Das Hilfswerk warnte vor einer europäischen Sicht auf die Flüchtlingsproblematik. Die EU stehe nicht im Fokus, sie trage nur einen Bruchteil der globalen Last und beherberge derzeit etwa vier Prozent aller Flüchtlinge.

Mehr als 1 Million Syrer im Libanon

Der Präsident des katholischen Hilfswerks missio München, Wolfgang Huber, ist in Sorge um die syrischen und irakischen Kriegsflüchtlinge im Libanon. "Ich habe unseren Partnern zugesagt, dass ich mich besonders für ihre Arbeit einsetzen werde", sagte Huber am Dienstag in München. Die Menschen seien dringend auf Hilfe in Deutschland angewiesen, ergänzte der missio-Regionaldirektor im Libanon, Michel Constantin. Im Libanon haben allein rund 1,2 Millionen Syrer vor dem Bürgerkrieg in ihrer Heimat Zuflucht gefunden.

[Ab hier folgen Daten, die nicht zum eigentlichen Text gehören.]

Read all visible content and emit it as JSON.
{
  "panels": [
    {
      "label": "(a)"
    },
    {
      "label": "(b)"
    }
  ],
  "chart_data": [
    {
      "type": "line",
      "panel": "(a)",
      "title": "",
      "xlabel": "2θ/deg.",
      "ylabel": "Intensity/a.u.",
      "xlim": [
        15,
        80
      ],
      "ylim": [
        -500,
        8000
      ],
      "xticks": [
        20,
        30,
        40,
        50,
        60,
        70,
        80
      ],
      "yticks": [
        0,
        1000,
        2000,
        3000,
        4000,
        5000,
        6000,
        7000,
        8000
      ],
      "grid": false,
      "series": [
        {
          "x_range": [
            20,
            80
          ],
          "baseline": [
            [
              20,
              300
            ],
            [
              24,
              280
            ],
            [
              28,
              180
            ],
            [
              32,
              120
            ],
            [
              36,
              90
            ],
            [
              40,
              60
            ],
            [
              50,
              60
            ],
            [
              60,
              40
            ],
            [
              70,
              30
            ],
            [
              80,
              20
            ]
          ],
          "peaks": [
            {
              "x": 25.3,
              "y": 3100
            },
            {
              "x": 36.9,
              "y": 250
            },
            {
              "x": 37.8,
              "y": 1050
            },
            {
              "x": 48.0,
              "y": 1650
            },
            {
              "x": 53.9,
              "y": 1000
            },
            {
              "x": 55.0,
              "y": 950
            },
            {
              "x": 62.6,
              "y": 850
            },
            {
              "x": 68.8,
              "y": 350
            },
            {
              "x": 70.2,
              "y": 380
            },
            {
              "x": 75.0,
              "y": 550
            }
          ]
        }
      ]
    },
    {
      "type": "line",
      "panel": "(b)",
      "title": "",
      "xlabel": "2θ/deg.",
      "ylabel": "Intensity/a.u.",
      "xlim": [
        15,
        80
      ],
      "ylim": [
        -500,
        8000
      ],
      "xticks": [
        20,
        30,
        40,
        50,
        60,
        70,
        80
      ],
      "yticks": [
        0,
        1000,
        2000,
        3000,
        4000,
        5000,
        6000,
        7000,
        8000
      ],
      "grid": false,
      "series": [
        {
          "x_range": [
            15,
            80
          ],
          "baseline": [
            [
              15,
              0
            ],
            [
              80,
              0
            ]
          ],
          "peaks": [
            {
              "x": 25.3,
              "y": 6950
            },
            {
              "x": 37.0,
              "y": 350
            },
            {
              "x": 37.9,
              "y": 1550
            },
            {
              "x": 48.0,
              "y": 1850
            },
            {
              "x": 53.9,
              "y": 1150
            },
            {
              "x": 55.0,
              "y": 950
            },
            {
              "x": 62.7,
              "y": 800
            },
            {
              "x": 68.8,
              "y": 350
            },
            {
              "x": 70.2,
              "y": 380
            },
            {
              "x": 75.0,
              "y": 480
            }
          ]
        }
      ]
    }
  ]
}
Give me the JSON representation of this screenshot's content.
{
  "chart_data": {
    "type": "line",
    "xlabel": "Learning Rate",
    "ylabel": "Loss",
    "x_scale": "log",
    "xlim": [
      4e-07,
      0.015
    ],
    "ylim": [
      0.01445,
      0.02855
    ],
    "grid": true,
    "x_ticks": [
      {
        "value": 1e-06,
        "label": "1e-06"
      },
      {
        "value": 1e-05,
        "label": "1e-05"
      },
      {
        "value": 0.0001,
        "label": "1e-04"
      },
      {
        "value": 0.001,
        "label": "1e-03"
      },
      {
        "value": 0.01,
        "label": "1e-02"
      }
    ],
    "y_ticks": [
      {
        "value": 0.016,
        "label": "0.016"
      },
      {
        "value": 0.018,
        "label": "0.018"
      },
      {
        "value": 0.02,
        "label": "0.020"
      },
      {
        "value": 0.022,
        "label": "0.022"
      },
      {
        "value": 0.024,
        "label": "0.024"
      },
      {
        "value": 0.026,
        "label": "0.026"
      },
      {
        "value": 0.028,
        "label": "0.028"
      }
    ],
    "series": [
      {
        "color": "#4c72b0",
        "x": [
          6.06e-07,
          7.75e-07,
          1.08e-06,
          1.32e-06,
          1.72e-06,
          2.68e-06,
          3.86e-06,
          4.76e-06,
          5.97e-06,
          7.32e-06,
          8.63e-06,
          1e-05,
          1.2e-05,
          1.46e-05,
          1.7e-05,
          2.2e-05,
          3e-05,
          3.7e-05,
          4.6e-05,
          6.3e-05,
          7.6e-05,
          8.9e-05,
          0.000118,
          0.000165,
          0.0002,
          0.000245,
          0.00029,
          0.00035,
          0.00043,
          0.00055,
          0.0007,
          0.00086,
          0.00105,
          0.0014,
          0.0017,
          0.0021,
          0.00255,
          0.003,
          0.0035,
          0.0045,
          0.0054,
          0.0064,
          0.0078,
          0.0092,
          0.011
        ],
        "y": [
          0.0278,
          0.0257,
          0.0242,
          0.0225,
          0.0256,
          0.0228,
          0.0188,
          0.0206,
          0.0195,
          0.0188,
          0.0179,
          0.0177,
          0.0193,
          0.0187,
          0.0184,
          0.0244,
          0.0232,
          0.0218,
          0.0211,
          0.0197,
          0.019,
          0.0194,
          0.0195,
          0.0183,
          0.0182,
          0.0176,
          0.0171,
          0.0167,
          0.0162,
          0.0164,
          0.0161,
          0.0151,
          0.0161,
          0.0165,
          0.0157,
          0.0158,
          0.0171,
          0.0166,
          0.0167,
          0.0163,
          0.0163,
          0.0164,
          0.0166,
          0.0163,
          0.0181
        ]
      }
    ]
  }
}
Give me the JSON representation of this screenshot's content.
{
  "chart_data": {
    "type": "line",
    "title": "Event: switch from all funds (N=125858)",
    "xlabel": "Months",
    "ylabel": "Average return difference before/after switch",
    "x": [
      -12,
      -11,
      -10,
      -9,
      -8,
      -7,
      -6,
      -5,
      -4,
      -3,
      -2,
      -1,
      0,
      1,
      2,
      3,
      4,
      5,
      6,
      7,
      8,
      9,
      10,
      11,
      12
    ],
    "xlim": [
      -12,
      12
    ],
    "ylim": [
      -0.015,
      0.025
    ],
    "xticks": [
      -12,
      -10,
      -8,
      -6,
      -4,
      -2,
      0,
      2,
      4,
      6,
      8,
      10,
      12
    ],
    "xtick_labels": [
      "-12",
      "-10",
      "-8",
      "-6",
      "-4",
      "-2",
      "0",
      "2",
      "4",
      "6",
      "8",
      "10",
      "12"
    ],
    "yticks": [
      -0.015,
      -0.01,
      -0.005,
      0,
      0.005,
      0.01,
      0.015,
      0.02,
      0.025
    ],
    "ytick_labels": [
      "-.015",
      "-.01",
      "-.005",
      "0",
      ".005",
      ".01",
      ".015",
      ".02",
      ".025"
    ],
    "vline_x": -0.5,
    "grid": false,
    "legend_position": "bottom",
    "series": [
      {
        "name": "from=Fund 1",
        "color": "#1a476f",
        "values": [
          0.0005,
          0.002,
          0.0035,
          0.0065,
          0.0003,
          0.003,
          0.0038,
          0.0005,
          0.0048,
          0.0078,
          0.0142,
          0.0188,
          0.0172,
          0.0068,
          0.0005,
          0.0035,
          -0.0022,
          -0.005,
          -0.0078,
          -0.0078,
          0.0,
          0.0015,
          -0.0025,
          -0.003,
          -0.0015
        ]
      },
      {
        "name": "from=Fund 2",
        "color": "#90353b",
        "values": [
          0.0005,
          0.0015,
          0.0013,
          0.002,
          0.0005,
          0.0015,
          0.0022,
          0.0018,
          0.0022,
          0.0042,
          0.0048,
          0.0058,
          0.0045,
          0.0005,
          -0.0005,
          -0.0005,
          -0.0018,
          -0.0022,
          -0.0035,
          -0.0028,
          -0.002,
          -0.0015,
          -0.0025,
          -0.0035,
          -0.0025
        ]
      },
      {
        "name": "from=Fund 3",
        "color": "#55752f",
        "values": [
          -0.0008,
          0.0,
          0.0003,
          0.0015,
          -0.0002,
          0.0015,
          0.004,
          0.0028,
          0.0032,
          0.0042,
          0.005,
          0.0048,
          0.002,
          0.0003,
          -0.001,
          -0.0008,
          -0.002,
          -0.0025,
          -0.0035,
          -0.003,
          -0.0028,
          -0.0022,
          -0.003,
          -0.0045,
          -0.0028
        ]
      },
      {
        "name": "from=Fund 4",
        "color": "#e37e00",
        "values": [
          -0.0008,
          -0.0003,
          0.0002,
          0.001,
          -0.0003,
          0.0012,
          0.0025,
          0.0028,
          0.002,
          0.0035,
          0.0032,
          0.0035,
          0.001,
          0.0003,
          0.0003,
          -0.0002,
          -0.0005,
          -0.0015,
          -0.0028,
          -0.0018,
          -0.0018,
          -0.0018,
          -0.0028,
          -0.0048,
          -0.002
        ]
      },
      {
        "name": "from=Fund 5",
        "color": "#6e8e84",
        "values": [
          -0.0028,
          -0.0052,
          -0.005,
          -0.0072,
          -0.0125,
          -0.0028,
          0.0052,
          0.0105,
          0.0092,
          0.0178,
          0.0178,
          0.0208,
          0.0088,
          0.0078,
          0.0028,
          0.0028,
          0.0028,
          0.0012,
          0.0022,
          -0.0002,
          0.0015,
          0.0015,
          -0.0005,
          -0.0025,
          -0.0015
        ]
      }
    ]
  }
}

Bisher unterstützte missio München die Flüchtlinge im Libanon nach eigenen Angaben mit 50.000 Euro. Das Hilfswerk sammle aber weiter Spenden, etwa für die Schwestern vom Guten Hirten in Deir el Ahmar. Diese betreuen derzeit rund 1.650 Familien. Sie versorgen vor allem die betroffenen Kinder mit Mahlzeiten oder mit therapeutischer Hilfe. Außerdem betreiben die Schwestern eine Schule mit rund 400 Schülern, in der auch lernbehinderte Kinder gefördert werden.